Toda孤立子广泛存在于不同科学及工程领域,并具有广阔应用前景。Toda孤立子所对应的非线性系统的非匹配特性将对基于Toda孤立子的系统性能产生严重影响。文章采用KdV近似方法及Runge-Kutta数值方法,研究非匹配情况下Toda孤立子非线性系统的响应问题。针对不同非匹配系数及输入信号幅度,研究非匹配特性对系统输出信号幅度及相位的影响,并给出输出幅度及相位随时间的变化与电路非匹配系数之间的定量关系。理论分析及仿真结果证实在较小输入幅度及较小电路非匹配系数情况下,Toda电路的非匹配只会导致孤立子的输出相位的失真而不会造成幅度抖动。在较大输入幅度及较大电路非匹配情况下,孤立子的输出相位及幅度均产生较大失真。

Toda soliton has demonstrated its existence and application in many different science and engineering fields. The mismatch characteristics of the nonlinear system to which Toda soliton corresponds seriously affects the performance of soliton system.
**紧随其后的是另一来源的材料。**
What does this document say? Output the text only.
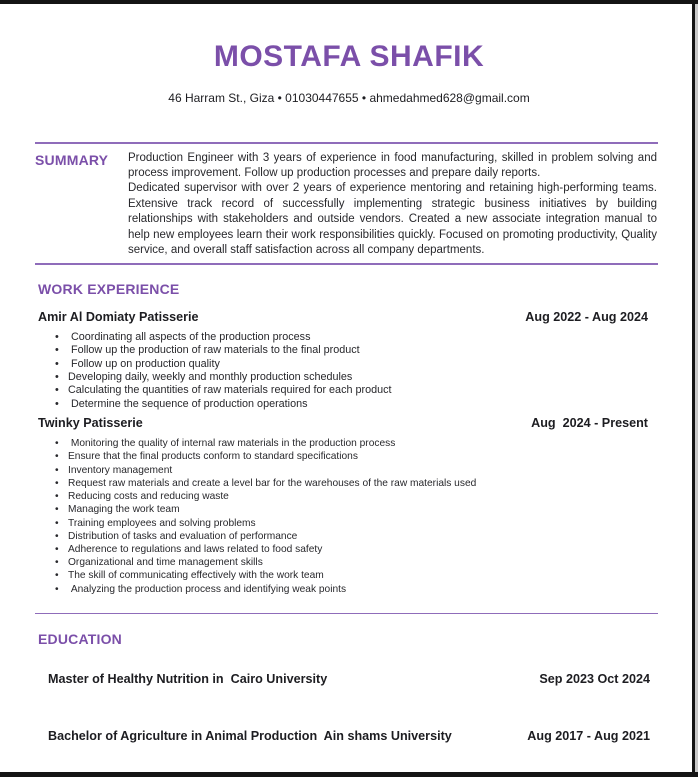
MOSTAFA SHAFIK
46 Harram St., Giza • 01030447655 • ahmedahmed628@gmail.com
SUMMARY	Production Engineer with 3 years of experience in food manufacturing, skilled in problem solving and process improvement. Follow up production processes and prepare daily reports.

Dedicated supervisor with over 2 years of experience mentoring and retaining high-performing teams. Extensive track record of successfully implementing strategic business initiatives by building relationships with stakeholders and outside vendors. Created a new associate integration manual to help new employees learn their work responsibilities quickly. Focused on promoting productivity, Quality service, and overall staff satisfaction across all company departments.

WORK EXPERIENCE
Amir Al Domiaty Patisserie	Aug 2022 - Aug 2024
•  Coordinating all aspects of the production process
•  Follow up the production of raw materials to the final product
•  Follow up on production quality
• Developing daily, weekly and monthly production schedules
• Calculating the quantities of raw materials required for each product
•  Determine the sequence of production operations
Twinky Patisserie	Aug  2024 - Present
•  Monitoring the quality of internal raw materials in the production process
• Ensure that the final products conform to standard specifications
• Inventory management
• Request raw materials and create a level bar for the warehouses of the raw materials used
• Reducing costs and reducing waste
• Managing the work team
• Training employees and solving problems
• Distribution of tasks and evaluation of performance
• Adherence to regulations and laws related to food safety
• Organizational and time management skills
• The skill of communicating effectively with the work team
•  Analyzing the production process and identifying weak points
EDUCATION
Master of Healthy Nutrition in  Cairo University	Sep 2023 Oct 2024
Bachelor of Agriculture in Animal Production  Ain shams University	Aug 2017 - Aug 2021
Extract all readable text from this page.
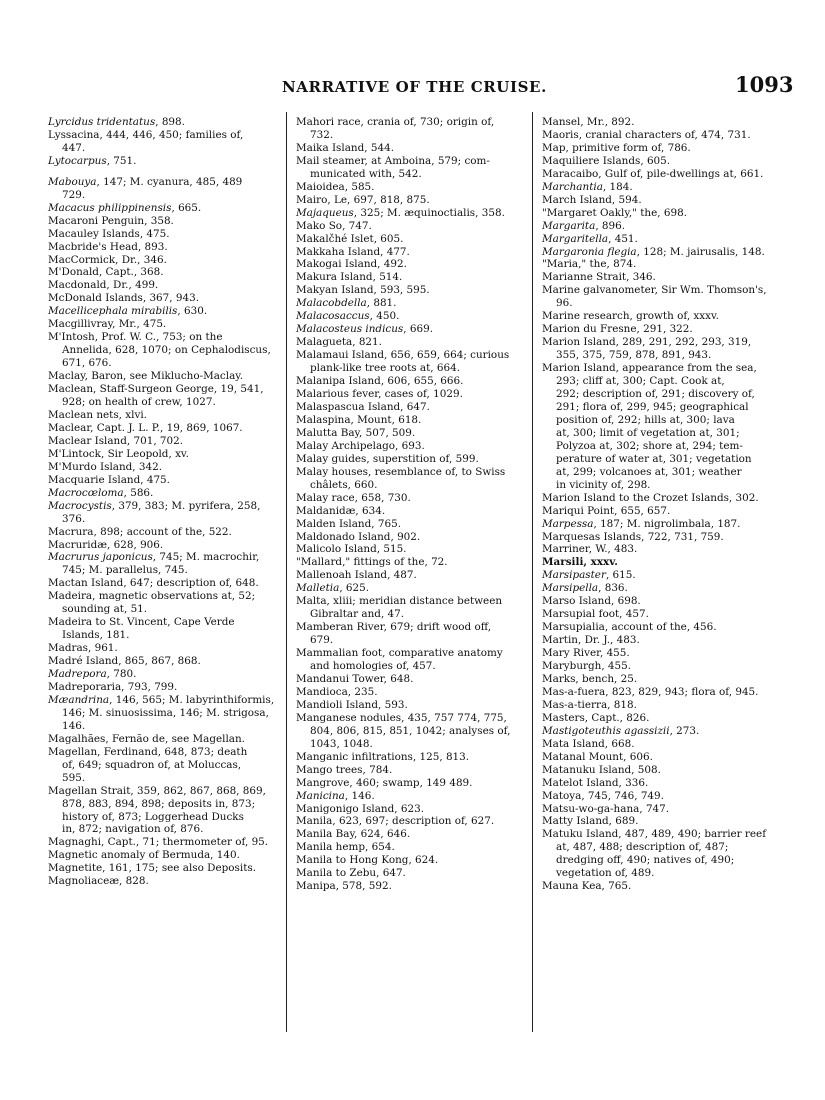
NARRATIVE OF THE CRUISE.	1093
Lyrcidus tridentatus, 898.
Lyssacina, 444, 446, 450; families of,
447.
Lytocarpus, 751.
Mabouya, 147; M. cyanura, 485, 489
729.
Macacus philippinensis, 665.
Macaroni Penguin, 358.
Macauley Islands, 475.
Macbride's Head, 893.
MacCormick, Dr., 346.
M'Donald, Capt., 368.
Macdonald, Dr., 499.
McDonald Islands, 367, 943.
Macellicephala mirabilis, 630.
Macgillivray, Mr., 475.
M'Intosh, Prof. W. C., 753; on the
Annelida, 628, 1070; on Cephalodiscus,
671, 676.
Maclay, Baron, see Miklucho-Maclay.
Maclean, Staff-Surgeon George, 19, 541,
928; on health of crew, 1027.
Maclean nets, xlvi.
Maclear, Capt. J. L. P., 19, 869, 1067.
Maclear Island, 701, 702.
M'Lintock, Sir Leopold, xv.
M'Murdo Island, 342.
Macquarie Island, 475.
Macrocœloma, 586.
Macrocystis, 379, 383; M. pyrifera, 258,
376.
Macrura, 898; account of the, 522.
Macruridæ, 628, 906.
Macrurus japonicus, 745; M. macrochir,
745; M. parallelus, 745.
Mactan Island, 647; description of, 648.
Madeira, magnetic observations at, 52;
sounding at, 51.
Madeira to St. Vincent, Cape Verde
Islands, 181.
Madras, 961.
Madré Island, 865, 867, 868.
Madrepora, 780.
Madreporaria, 793, 799.
Mæandrina, 146, 565; M. labyrinthiformis,
146; M. sinuosissima, 146; M. strigosa,
146.
Magalhães, Fernão de, see Magellan.
Magellan, Ferdinand, 648, 873; death
of, 649; squadron of, at Moluccas,
595.
Magellan Strait, 359, 862, 867, 868, 869,
878, 883, 894, 898; deposits in, 873;
history of, 873; Loggerhead Ducks
in, 872; navigation of, 876.
Magnaghi, Capt., 71; thermometer of, 95.
Magnetic anomaly of Bermuda, 140.
Magnetite, 161, 175; see also Deposits.
Magnoliaceæ, 828.
Mahori race, crania of, 730; origin of,
732.
Maika Island, 544.
Mail steamer, at Amboina, 579; com-
municated with, 542.
Maioidea, 585.
Mairo, Le, 697, 818, 875.
Majaqueus, 325; M. æquinoctialis, 358.
Mako So, 747.
Makalčhé Islet, 605.
Makkaha Island, 477.
Makogai Island, 492.
Makura Island, 514.
Makyan Island, 593, 595.
Malacobdella, 881.
Malacosaccus, 450.
Malacosteus indicus, 669.
Malagueta, 821.
Malamaui Island, 656, 659, 664; curious
plank-like tree roots at, 664.
Malanipa Island, 606, 655, 666.
Malarious fever, cases of, 1029.
Malaspascua Island, 647.
Malaspina, Mount, 618.
Malutta Bay, 507, 509.
Malay Archipelago, 693.
Malay guides, superstition of, 599.
Malay houses, resemblance of, to Swiss
châlets, 660.
Malay race, 658, 730.
Maldanidæ, 634.
Malden Island, 765.
Maldonado Island, 902.
Malicolo Island, 515.
"Mallard," fittings of the, 72.
Mallenoah Island, 487.
Malletia, 625.
Malta, xliii; meridian distance between
Gibraltar and, 47.
Mamberan River, 679; drift wood off,
679.
Mammalian foot, comparative anatomy
and homologies of, 457.
Mandanui Tower, 648.
Mandioca, 235.
Mandioli Island, 593.
Manganese nodules, 435, 757 774, 775,
804, 806, 815, 851, 1042; analyses of,
1043, 1048.
Manganic infiltrations, 125, 813.
Mango trees, 784.
Mangrove, 460; swamp, 149 489.
Manicina, 146.
Manigonigo Island, 623.
Manila, 623, 697; description of, 627.
Manila Bay, 624, 646.
Manila hemp, 654.
Manila to Hong Kong, 624.
Manila to Zebu, 647.
Manipa, 578, 592.
Mansel, Mr., 892.
Maoris, cranial characters of, 474, 731.
Map, primitive form of, 786.
Maquiliere Islands, 605.
Maracaibo, Gulf of, pile-dwellings at, 661.
Marchantia, 184.
March Island, 594.
"Margaret Oakly," the, 698.
Margarita, 896.
Margaritella, 451.
Margaronia flegia, 128; M. jairusalis, 148.
"Maria," the, 874.
Marianne Strait, 346.
Marine galvanometer, Sir Wm. Thomson's,
96.
Marine research, growth of, xxxv.
Marion du Fresne, 291, 322.
Marion Island, 289, 291, 292, 293, 319,
355, 375, 759, 878, 891, 943.
Marion Island, appearance from the sea,
293; cliff at, 300; Capt. Cook at,
292; description of, 291; discovery of,
291; flora of, 299, 945; geographical
position of, 292; hills at, 300; lava
at, 300; limit of vegetation at, 301;
Polyzoa at, 302; shore at, 294; tem-
perature of water at, 301; vegetation
at, 299; volcanoes at, 301; weather
in vicinity of, 298.
Marion Island to the Crozet Islands, 302.
Mariqui Point, 655, 657.
Marpessa, 187; M. nigrolimbala, 187.
Marquesas Islands, 722, 731, 759.
Marriner, W., 483.
Marsili, xxxv.
Marsipaster, 615.
Marsipella, 836.
Marso Island, 698.
Marsupial foot, 457.
Marsupialia, account of the, 456.
Martin, Dr. J., 483.
Mary River, 455.
Maryburgh, 455.
Marks, bench, 25.
Mas-a-fuera, 823, 829, 943; flora of, 945.
Mas-a-tierra, 818.
Masters, Capt., 826.
Mastigoteuthis agassizii, 273.
Mata Island, 668.
Matanal Mount, 606.
Matanuku Island, 508.
Matelot Island, 336.
Matoya, 745, 746, 749.
Matsu-wo-ga-hana, 747.
Matty Island, 689.
Matuku Island, 487, 489, 490; barrier reef
at, 487, 488; description of, 487;
dredging off, 490; natives of, 490;
vegetation of, 489.
Mauna Kea, 765.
In this paper, KdV approximation and Runge-Kutta methods are applied to study the response problem of the mismatched Toda soliton system. For different mismatch coefficients and input signal amplitudes, the effects of system mismatch on output amplitude and phase are studied and the changes of output variables are described quantitatively. Theoretical analysis and simulation results show that in the case of small mismatch coefficients and small input amplitudes, the system mismatch distorts the signal phase only, and has bo influence on the input amplitude, while, in the case of large mismatch coefficients and large input amplitudes, the system mismatch distorts both the signal amplitude and phase.